The words “ known to him ” are intended rather in relief of the conscience of the affiant. One- might hesitate to state positively that the amount claimed was due to him, over and above all counterclaims, since some counter-claims might exist of which the affiant had no knowledge. The omission of these words, therefore, strengthens rather than weakens the affidavit. Nor can we adopt a construction which would render it necessary that the affidavit should always be made by the plaintiff, and could not be made by an agent. We must consider that the intent is to satisfy the court that the amount claimed is really owing. Sometimes the agent of the plaintiff may know more of the matter than the plaintiff himself.
We think that it is not necessary that the precise words of the Code should be used, if words are used which are equivalent. Proof is to be made, to the satisfaction of the judge, of such and such facts. If there is evidence on which he may lawfully be satisfied of the truth of the matters required to be shown, that is enough. (Ruppert v. Hall, 1 Civ. Pro. Pep., 411, 417.)

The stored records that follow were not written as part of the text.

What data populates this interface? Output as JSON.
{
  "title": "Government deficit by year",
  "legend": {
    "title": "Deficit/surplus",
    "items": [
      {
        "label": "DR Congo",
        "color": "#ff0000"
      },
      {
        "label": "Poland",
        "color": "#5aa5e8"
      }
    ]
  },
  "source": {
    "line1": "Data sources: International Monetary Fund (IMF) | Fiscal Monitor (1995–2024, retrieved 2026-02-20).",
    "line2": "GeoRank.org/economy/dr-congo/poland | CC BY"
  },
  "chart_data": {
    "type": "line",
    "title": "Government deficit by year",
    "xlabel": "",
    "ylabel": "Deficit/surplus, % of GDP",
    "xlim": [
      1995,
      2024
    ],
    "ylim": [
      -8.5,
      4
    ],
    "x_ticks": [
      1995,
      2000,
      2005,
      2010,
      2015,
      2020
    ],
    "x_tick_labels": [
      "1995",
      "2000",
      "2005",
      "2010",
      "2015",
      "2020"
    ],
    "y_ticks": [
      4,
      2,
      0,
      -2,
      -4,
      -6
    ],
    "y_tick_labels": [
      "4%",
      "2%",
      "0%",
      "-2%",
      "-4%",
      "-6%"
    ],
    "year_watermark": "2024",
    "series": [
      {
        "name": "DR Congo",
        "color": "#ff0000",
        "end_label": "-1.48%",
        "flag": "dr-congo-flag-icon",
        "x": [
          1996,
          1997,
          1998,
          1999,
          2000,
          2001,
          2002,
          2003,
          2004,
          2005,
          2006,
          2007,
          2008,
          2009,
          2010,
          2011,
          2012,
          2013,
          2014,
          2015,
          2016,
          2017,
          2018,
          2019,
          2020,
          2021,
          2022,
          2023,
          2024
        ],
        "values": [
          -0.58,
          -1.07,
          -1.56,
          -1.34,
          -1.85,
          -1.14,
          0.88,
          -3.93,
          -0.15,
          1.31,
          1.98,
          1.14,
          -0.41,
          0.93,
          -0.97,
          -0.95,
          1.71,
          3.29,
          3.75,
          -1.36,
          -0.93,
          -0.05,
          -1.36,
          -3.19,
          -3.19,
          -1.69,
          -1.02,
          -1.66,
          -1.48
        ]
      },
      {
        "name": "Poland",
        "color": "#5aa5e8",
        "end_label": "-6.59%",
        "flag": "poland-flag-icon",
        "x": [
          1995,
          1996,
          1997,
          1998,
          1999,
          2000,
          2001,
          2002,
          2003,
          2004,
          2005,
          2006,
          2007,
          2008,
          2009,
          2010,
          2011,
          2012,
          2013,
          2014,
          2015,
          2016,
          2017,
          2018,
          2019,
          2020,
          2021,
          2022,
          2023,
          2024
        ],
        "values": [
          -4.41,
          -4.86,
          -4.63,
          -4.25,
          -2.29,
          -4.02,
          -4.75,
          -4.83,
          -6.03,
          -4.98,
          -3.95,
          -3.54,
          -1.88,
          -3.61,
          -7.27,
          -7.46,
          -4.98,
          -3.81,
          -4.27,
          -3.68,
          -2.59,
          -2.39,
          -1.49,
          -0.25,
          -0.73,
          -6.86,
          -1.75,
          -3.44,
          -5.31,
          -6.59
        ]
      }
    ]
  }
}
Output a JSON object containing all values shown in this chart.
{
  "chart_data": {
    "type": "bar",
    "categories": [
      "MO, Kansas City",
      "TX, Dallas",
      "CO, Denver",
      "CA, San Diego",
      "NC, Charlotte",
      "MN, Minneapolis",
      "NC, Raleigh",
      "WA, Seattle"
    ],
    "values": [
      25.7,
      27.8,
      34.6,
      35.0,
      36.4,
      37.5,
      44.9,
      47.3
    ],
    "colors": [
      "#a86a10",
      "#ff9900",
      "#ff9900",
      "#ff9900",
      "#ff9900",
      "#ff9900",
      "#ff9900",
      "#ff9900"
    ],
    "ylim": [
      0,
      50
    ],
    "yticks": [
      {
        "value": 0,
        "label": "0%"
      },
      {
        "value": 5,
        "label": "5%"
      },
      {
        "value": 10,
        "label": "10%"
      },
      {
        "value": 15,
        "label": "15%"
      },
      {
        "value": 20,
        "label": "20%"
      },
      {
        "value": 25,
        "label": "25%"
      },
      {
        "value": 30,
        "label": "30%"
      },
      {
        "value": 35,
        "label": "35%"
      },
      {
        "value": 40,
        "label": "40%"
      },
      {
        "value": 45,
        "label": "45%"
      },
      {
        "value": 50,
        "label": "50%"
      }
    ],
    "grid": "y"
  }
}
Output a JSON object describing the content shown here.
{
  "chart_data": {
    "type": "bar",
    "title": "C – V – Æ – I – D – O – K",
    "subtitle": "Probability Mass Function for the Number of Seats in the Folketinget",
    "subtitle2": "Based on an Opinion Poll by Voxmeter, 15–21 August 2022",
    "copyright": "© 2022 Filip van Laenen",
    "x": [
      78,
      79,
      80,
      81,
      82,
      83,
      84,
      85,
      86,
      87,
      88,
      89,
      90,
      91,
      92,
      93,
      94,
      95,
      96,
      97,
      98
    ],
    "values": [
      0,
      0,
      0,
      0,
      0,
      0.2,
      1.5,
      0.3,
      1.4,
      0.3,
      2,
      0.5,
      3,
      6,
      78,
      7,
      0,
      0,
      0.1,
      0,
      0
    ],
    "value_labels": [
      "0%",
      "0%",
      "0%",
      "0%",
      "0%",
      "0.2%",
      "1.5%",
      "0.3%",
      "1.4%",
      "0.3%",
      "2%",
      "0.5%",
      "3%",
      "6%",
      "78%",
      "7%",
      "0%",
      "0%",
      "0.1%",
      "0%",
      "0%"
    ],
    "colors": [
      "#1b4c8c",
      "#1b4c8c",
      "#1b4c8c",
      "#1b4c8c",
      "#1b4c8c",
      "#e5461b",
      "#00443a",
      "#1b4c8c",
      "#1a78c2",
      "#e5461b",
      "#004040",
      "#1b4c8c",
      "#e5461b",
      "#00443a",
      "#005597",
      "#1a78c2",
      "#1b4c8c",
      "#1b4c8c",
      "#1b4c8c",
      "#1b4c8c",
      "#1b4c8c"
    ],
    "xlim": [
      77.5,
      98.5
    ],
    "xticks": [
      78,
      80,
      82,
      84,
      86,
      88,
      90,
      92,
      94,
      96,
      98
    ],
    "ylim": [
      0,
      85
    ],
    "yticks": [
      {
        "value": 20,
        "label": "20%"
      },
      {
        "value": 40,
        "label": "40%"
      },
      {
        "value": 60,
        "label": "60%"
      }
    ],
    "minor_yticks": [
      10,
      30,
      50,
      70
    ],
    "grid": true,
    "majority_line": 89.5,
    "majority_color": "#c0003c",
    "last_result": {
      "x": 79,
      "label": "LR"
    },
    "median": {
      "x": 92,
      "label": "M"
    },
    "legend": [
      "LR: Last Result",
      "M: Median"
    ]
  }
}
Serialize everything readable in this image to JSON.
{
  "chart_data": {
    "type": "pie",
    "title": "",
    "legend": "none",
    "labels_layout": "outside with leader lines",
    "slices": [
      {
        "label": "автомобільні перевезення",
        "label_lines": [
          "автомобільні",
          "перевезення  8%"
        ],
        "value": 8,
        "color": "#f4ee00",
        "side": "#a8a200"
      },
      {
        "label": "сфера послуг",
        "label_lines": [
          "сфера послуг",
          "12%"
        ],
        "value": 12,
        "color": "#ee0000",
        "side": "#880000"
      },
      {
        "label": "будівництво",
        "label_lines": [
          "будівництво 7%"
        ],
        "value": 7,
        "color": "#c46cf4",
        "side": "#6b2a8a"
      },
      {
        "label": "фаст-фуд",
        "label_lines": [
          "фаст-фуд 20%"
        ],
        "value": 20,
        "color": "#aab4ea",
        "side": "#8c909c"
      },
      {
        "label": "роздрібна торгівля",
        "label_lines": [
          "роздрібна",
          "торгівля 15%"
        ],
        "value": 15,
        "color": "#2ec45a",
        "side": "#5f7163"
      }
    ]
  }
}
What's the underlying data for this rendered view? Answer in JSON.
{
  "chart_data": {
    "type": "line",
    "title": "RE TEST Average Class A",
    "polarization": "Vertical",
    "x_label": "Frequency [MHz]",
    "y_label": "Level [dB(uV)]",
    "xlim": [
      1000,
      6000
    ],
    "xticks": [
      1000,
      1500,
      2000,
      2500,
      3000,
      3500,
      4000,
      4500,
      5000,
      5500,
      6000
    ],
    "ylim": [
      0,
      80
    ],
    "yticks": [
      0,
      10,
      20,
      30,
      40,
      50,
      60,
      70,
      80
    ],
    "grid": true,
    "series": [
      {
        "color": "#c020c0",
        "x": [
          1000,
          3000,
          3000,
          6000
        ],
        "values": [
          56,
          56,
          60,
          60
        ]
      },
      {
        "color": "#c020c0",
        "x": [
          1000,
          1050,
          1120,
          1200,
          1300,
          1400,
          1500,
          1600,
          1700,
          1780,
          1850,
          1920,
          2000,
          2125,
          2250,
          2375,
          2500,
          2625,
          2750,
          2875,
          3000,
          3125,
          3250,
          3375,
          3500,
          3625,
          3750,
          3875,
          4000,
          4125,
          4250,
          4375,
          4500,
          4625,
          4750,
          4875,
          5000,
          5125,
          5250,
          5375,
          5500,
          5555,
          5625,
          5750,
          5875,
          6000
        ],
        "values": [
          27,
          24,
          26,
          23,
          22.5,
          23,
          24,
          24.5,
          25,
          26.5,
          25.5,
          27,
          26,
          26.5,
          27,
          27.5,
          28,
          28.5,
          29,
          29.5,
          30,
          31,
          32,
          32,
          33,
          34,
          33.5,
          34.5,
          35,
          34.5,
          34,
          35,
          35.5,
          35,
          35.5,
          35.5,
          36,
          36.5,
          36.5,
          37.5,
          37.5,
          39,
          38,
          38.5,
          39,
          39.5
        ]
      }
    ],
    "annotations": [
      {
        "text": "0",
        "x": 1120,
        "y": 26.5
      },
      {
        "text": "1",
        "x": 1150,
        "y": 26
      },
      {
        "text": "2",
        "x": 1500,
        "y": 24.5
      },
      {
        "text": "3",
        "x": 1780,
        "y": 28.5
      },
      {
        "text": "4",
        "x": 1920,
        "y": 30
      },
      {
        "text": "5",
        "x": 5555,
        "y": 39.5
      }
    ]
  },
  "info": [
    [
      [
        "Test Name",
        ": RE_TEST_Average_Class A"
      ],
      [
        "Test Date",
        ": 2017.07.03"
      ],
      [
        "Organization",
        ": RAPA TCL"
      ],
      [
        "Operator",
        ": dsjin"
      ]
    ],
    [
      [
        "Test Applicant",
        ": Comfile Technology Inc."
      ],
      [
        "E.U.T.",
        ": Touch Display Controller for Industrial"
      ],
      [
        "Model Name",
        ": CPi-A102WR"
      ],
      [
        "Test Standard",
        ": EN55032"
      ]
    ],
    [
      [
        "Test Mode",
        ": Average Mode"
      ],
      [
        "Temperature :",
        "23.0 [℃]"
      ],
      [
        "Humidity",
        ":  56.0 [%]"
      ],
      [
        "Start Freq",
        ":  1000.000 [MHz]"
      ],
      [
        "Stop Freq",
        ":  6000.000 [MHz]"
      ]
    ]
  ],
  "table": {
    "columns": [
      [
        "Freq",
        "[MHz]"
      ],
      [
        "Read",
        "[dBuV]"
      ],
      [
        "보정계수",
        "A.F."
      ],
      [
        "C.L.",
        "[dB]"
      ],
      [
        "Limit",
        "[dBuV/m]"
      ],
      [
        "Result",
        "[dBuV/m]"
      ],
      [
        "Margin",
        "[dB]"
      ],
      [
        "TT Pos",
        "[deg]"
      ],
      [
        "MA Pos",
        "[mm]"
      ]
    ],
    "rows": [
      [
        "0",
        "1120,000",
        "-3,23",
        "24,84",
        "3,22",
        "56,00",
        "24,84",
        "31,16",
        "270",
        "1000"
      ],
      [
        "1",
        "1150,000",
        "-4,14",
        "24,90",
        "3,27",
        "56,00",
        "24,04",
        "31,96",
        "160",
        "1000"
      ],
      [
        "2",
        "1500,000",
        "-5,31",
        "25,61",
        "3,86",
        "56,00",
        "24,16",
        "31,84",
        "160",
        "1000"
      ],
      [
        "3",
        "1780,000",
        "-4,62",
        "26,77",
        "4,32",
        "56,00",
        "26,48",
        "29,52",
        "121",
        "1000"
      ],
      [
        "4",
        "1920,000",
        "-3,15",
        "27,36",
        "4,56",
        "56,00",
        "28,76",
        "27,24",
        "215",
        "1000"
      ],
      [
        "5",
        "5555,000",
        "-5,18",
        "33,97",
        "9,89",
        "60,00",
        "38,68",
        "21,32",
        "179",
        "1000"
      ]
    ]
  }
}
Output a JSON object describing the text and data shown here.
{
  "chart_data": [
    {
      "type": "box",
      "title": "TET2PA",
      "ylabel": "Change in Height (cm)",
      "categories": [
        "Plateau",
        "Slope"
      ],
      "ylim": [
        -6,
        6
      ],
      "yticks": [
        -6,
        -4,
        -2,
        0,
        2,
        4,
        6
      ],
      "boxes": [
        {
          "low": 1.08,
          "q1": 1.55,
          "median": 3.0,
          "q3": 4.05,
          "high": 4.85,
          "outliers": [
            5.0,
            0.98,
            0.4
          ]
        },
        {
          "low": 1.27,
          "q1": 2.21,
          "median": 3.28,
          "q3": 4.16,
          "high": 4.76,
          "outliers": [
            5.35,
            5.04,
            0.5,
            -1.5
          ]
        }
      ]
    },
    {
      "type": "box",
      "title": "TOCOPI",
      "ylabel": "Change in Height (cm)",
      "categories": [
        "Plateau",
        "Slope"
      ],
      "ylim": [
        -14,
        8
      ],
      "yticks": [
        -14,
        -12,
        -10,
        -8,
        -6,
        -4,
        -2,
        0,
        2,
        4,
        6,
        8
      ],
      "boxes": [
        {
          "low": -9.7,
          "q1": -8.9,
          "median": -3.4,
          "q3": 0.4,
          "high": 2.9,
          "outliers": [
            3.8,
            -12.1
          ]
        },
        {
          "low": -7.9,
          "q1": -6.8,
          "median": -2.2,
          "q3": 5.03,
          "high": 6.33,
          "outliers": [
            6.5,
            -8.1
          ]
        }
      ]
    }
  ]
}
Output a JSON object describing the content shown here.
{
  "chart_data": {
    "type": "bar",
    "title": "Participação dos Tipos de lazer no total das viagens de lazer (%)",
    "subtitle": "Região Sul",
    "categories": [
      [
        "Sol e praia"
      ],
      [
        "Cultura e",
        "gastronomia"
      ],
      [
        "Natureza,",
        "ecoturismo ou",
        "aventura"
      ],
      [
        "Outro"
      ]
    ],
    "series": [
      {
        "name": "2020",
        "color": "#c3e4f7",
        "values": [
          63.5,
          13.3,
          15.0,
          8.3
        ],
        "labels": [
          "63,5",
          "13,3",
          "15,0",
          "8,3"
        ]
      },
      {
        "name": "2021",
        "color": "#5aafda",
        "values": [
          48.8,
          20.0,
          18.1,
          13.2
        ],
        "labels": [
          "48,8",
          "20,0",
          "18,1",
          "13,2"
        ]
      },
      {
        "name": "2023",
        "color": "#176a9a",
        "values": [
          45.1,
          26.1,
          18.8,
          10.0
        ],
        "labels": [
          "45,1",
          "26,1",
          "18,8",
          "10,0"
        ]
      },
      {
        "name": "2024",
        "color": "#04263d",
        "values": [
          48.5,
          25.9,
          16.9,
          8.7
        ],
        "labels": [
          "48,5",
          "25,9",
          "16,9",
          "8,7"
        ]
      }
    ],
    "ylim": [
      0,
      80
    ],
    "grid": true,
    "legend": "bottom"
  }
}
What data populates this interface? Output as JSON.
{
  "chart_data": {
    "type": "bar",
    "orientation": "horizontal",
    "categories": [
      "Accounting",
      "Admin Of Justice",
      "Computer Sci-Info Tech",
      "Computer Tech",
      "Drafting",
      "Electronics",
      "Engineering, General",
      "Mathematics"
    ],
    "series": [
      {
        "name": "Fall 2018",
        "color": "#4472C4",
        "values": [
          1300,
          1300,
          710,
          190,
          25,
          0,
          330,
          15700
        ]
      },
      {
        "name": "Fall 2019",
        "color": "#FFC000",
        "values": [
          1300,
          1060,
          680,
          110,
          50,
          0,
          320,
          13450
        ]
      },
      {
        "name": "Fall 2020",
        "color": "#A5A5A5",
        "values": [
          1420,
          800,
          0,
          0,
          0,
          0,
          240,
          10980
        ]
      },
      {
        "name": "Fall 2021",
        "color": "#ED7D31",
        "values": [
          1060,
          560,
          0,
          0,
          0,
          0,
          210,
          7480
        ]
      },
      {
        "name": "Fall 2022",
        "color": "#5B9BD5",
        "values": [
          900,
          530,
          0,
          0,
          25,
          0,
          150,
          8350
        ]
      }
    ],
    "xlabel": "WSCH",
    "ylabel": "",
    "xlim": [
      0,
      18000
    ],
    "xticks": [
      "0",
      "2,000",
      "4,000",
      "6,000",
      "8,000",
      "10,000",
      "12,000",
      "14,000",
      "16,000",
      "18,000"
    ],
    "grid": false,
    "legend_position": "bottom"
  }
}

Now, without discussing at any length the precise etymological meaning of the words “ discounts and set-offs,” we think that, in ordinary use, they have such meaning that a judge might feel satisfied by their use that there were no counter-claims to the plaintiffs’ demand. Especially when, as in this case, the affiant sets forth, in detail, the facts and circumstances in regard to the transactions between the parties. The object of this part of the affidavit is to show that the plaintiff has, so far as he knows, a valid claim against the defendant, to the extent for which he asks an attachment. We think that enough was shown to justify the issue of the attachment, and that it should have been allowed to stand.
The undertaking was perhaps defective in respect to the mode of signature. At any rate, we think that the defendant should' not have any risk in that respect. The plaintiffs should, therefore, *519file a new undertaking, properly signed and acknowledged and justified.
The order setting aside the attachment is reversed, with ten dollars costs and printing disbursements, and the motion to set aside denied, providing the plaintiff, within ten days, file a proper undertaking, duly signed, justified and acknowledged.
Present — Learned, P. J., and Bockes, J.Order reversed, with ten dollars costs and printing disbursements, and motion to set aside attachment denied, provided plaintiffs, .in ten days after motion, file an undertaking properly executed.